Ingredients for Bok Choy Leaf Chips
Here’s all you need to make magic happen – seriously, don’t let the short ingredient list fool you. These simple components transform into something extraordinary:
- 4 cups bok choy leaves – washed and dried thoroughly (I can’t stress enough how important dry leaves are for crispiness)
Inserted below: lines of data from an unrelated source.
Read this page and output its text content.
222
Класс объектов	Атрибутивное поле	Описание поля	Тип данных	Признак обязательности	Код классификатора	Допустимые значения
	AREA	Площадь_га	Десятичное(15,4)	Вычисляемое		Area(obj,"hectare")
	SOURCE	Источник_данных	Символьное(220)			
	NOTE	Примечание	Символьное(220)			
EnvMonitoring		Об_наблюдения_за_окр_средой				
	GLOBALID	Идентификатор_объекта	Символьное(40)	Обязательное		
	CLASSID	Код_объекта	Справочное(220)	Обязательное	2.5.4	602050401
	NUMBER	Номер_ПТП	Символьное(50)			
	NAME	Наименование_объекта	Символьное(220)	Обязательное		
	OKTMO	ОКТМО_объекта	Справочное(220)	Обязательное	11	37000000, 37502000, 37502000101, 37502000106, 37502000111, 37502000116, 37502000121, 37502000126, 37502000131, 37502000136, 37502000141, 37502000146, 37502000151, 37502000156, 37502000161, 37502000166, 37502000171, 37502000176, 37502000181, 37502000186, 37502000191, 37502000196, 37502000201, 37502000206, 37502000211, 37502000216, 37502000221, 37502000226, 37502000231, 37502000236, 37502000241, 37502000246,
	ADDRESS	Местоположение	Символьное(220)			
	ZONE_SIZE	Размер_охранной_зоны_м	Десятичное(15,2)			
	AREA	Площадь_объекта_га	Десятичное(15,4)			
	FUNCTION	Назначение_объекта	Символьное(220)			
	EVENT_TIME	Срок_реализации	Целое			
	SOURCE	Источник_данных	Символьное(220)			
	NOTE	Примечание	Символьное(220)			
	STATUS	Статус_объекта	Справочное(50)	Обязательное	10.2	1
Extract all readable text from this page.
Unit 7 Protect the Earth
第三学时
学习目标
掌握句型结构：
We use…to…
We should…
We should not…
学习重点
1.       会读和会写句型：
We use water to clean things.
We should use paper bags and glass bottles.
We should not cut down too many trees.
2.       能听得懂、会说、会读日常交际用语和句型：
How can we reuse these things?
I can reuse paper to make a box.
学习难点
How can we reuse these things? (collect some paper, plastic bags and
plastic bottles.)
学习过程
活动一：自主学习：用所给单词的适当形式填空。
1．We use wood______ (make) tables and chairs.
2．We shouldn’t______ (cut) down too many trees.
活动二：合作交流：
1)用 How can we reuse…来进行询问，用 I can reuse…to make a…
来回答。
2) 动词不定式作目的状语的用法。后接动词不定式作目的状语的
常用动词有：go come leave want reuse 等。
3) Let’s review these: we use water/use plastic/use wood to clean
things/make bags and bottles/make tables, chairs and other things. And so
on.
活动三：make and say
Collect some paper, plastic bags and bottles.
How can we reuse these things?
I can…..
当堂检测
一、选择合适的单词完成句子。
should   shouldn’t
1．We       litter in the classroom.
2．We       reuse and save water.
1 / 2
- 1 tbsp olive oil – just enough to coat every lovely leaf
- 1/2 tsp salt – I use fine sea salt for even distribution
- 1/4 tsp garlic powder – my secret flavor booster
- 1/4 tsp black pepper – freshly ground if you’ve got it
That’s it, Five pantry staples standing between you and snack heaven. I’ve tried fancier versions, but this basic combo always delivers the perfect balance of salty, garlicky goodness. For more information on the nutritional benefits of leafy greens, check out this official resource on vegetables.
How to Make Bok Choy Leaf Chips
Ready to turn those gorgeous greens into crispy perfection? Follow these simple steps – I’ve made this so many times I could do it in my sleep (and sometimes do when snack cravings hit at midnight)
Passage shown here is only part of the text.